Confartigianato rilancia il nodo della sovranità industriale: se l’ex Ilva è strategica, l’Italia dimostri di crederci

Fabio Paolillo, segretario generale di Confartigianato Taranto, è intervenuto nel dibattito sul futuro dell’ex Ilva, rimettendo al centro una domanda che mette in discussione la retorica nazionale attorno all’acciaieria tarantina.

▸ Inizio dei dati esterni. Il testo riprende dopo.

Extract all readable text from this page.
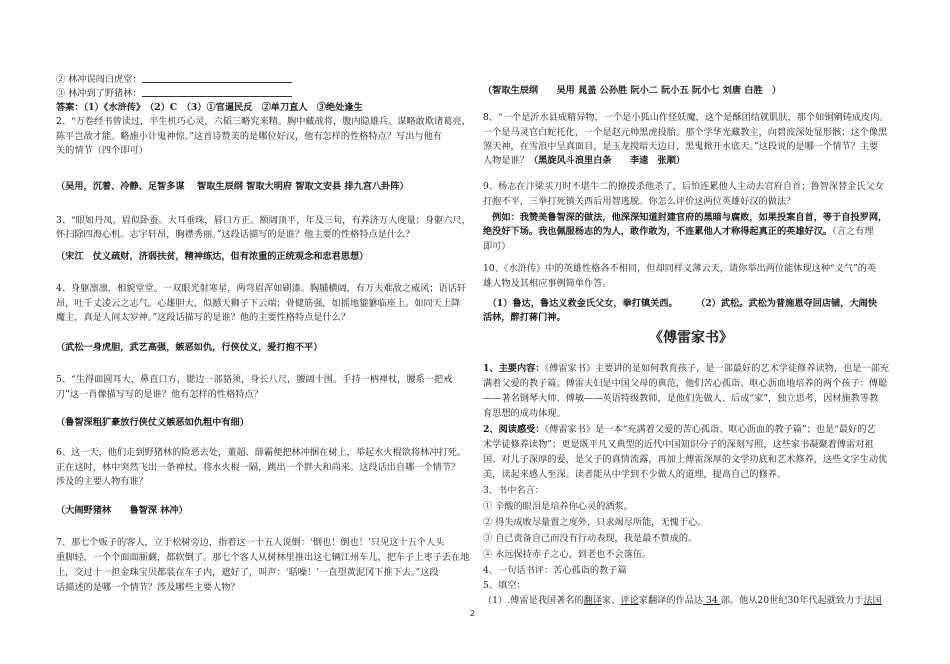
② 林冲误闯白虎堂：

③ 林冲到了野猪林：

答案：（1）《水浒传》　（2）C　（3）①官逼民反　②单刀直人　③绝处逢生

2、“万卷经书曾读过，平生机巧心灵，六韬三略究来精。胸中藏战将，腹内隐雄兵。谋略敢欺诸葛亮，

陈平岂敌才能。略施小计鬼神惊。”这首诗赞美的是哪位好汉，他有怎样的性格特点？写出与他有

关的情节（四个即可）

（吴用，沉着、冷静、足智多谋　 智取生辰纲 智取大明府 智取文安县 排九宫八卦阵）

3、“眼如丹凤，眉似卧蚕。大耳垂珠，唇口方正。额阔顶平，年及三旬，有养济万人度量；身躯六尺，

怀扫除四海心机。志宇轩昂，胸襟秀丽。”这段话描写的是谁？他主要的性格特点是什么？

（宋江　仗义疏财，济弱扶贫，精神练达，但有浓重的正统观念和忠君思想）

4、身躯凛凛，相貌堂堂。一双眼光射寒星，两弯眉浑如刷漆。胸脯横阔，有万夫难敌之威风；语话轩

昂，吐千丈凌云之志气。心雄胆大，似撼天狮子下云端；骨健筋强，如摇地貔貅临座上。如同天上降

魔主，真是人间太岁神。”这段话描写的是谁？他的主要性格特点是什么？

（武松一身虎胆，武艺高强，嫉恶如仇，行侠仗义，爱打抱不平）

5、“生得面圆耳大，鼻直口方，腮边一部貉须，身长八尺，腰阔十围。手持一柄禅杖，腰系一把戒

刀”这一肖像描写写的是谁？他有怎样的性格特点？

（鲁智深粗犷豪放行侠仗义嫉恶如仇粗中有细）

6、这一天，他们走到野猪林的险恶去处，董超、薛霸便把林冲捆在树上，举起水火棍欲将林冲打死。

正在这时，林中突然飞出一条禅杖，将水火棍一隔，跳出一个胖大和尚来。这段话出自哪一个情节？

涉及的主要人物有谁？

（大闹野猪林　　鲁智深 林冲）

7、那七个贩子的客人，立于松树旁边，指着这一十五人说倒：‘倒也！倒也！’只见这十五个人头

重脚轻，一个个面面厮觑，都软倒了。那七个客人从树林里推出这七辆江州车儿，把车子上枣子丢在地

上，交过十一担金珠宝贝都装在车子内，遮好了，叫声：‘聒噪！’一直望黄泥冈下推下去。”这段

话描述的是哪一个情节？涉及哪些主要人物？

（智取生辰纲　　吴用 晁盖 公孙胜 阮小二 阮小五 阮小七 刘唐 白胜　）

8、“一个是沂水县成精异物，一个是小狐山作怪妖魔，这个是酥团结就肌肤，那个如铜剜铸成皮肉。

一个是马灵官白蛇托化，一个是赵元帅黑虎投胎。那个学华光藏教主，向碧波深处显形骸；这个像黑

煞天神，在雪浪中呈真面目，是玉龙搅暗天边日，黑鬼掀开水底天。”这段说的是哪一个情节？主要

人物是谁？（黑旋风斗浪里白条　　李逵　张顺）

9、杨志在汴梁买刀时不堪牛二的撩拨杀他杀了，后怕连累他人主动去官府自首；鲁智深替金氏父女

打抱不平，三拳打死镇关西后用智逃脱。你怎么评价这两位英雄好汉的做法？

　例如：我赞美鲁智深的做法，他深深知道封建官府的黑暗与腐败，如果投案自首，等于自投罗网，

绝没好下场。我也佩服杨志的为人，敢作敢为，不连累他人才称得起真正的英雄好汉。（言之有理

即可）

10、《水浒传》中的英雄性格各不相同，但却同样义薄云天，请你举出两位能体现这种“义气”的英

雄人物及其相应事例简单作答。

　（1）鲁达，鲁达义救金氏父女，拳打镇关西。　　　（2）武松。武松为普施恩夺回店铺，大闹快

活林，醉打蒋门神。

《傅雷家书》

1、主要内容：《傅雷家书》主要讲的是如何教育孩子，是一部最好的艺术学徒修养读物，也是一部充

满着父爱的教子篇。傅雷夫妇是中国父母的典范，他们苦心孤诣、呕心沥血地培养的两个孩子：傅聪

——著名钢琴大师、傅敏——英语特级教师，是他们先做人、后成“家”，独立思考，因材施教等教

育思想的成功体现。

2、阅读感受：《傅雷家书》是一本“充满着父爱的苦心孤诣、呕心沥血的教子篇”；也是“最好的艺

术学徒修养读物”；更是既平凡又典型的近代中国知识分子的深刻写照，这些家书凝聚着傅雷对祖

国、对儿子深厚的爱，是父子的真情流露，再加上傅雷深厚的文学功底和艺术修养，这些文字生动优

美，读起来感人至深。读者能从中学到不少做人的道理，提高自己的修养。

3、书中名言：

① 辛酸的眼泪是培养你心灵的酒浆。

② 得失成败尽量置之度外，只求竭尽所能，无愧于心。

③ 自己责备自己而没有行动表现，我是最不赞成的。

④ 永远保持赤子之心，到老也不会落伍。

4、一句话书评：苦心孤诣的教子篇

5、填空：

（1）.傅雷是我国著名的翻译家、评论家翻译的作品达 34 部。他从20世纪30年代起就致力于法国

2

Da anni si sente ripetere che l’ex Ilva è strategica per il Paese, strategica per la manifattura italiana, per l’autonomia industriale nazionale e per il Made in Italy. La domanda che ritorna con sempre maggiore forza è: se l’ex Ilva è davvero così importante per l’Italia, perché non immaginare una soluzione costruita attorno alle migliori energie industriali italiane?

La provocazione di Confartigianato arriva sullo sfondo di una conferenza di Federmeccanica e Confindustria Taranto dove è stato presentato un sondaggio secondo il quale proprietà e controllo dell’azienda dovrebbero rimanere in Italia, con il 73,9% degli intervistati a favore. Il sondaggio avrebbe tuttavia limiti significativi: il campione, pur rappresentativo a livello nazionale, non consentirebbe di capire cosa pensino davvero i tarantini.

Secondo Confartigianato, quando un bene viene definito strategico, normalmente i primi a volerlo difendere sarebbero proprio coloro che ne sottolineano il valore. Il vero interrogativo non sarebbe chi arriverà da fuori a credere nell’ex Ilva, ma chi in Italia sia disposto a crederci per primo. Come sostiene Confartigianato Taranto da mesi, la prima dimostrazione concreta di questa fiducia non sarebbe nemmeno particolarmente difficile da individuare: l’avvio del cantiere del primo forno elettrico.

La posizione di Confartigianato rivelerebbe una frattura nel fronte industriale attorno al siderurgico. Nel mondo esistono diverse decine di grandi produttori siderurgici e oltre cento gruppi industriali di rilevanza internazionale. Eppure, al netto delle manifestazioni di interesse emerse negli ultimi mesi, non si sarebbe assistito a una competizione globale particolarmente intensa per l’acquisizione dell’ex Ilva. Forse ci troveremmo di fronte a una delle operazioni industriali più complesse d’Europa. Ed è proprio per questo che diventa ancora più importante valorizzare il patrimonio di competenze industriali che il Paese possiede già.

L’organizzazione territoriale sottolinea come il contesto sia particolarmente delicato. Una curiosità legittima per i tarantini riguarderebbe quale sarebbe il risultato se le stesse domande del sondaggio venissero poste direttamente alla comunità che da decenni convive con le conseguenze economiche, sociali e ambientali di questa vicenda. Per troppo tempo il futuro economico e sociale del territorio è stato legato quasi esclusivamente alla grande industria siderurgica, creando una dipendenza strutturale dall’ex Ilva. Non si può continuare a legare le prospettive delle nuove generazioni al futuro dell’ex Ilva come se una eventuale ripartenza potesse ancora rappresentare da sola il motore occupazionale della città.

Il dibattito sulla sovranità industriale rimane comunque centrale nelle scelte di governo. La siderurgia è fondamentale per garantire l’autonomia strategica europea e per sostenere lo sviluppo delle filiere produttive nazionali. In uno scenario internazionale segnato da protezionismi e frammentazione delle catene di fornitura, mantenere una produzione di acciaio primario in Italia significherebbe conservare sovranità industriale e competitività. In un contesto globale sempre più instabile, mantenere attiva e competitiva la produzione dell’acciaio a Taranto sarebbe l’unico modo per garantire l’autonomia del sistema produttivo nazionale. Al contrario, scegliere di rinunciare alla fabbrica o ridurla a un ruolo marginale avrebbe un costo altissimo, condannando l’Italia a una pericolosa e crescente dipendenza dalle importazioni di materie prime dall’estero.

Rimane tuttavia aperta la questione di come conciliare questa visione strategica con le urgenze occupazionali e ambientali che caratterizzano il territorio tarantino. All’inizio del 2026 l’ex Ilva di Taranto – oggi Acciaierie d’Italia – resta sospesa in una lunga transizione, con un futuro ancora tutto da scrivere. Le prossime settimane o i prossimi mesi sarebbero decisivi non solo per la scelta dell’acquirente, ma per capire se l’ex Ilva potrà tornare a essere un asset industriale credibile o resterà bloccata in una lunga fase transitoria.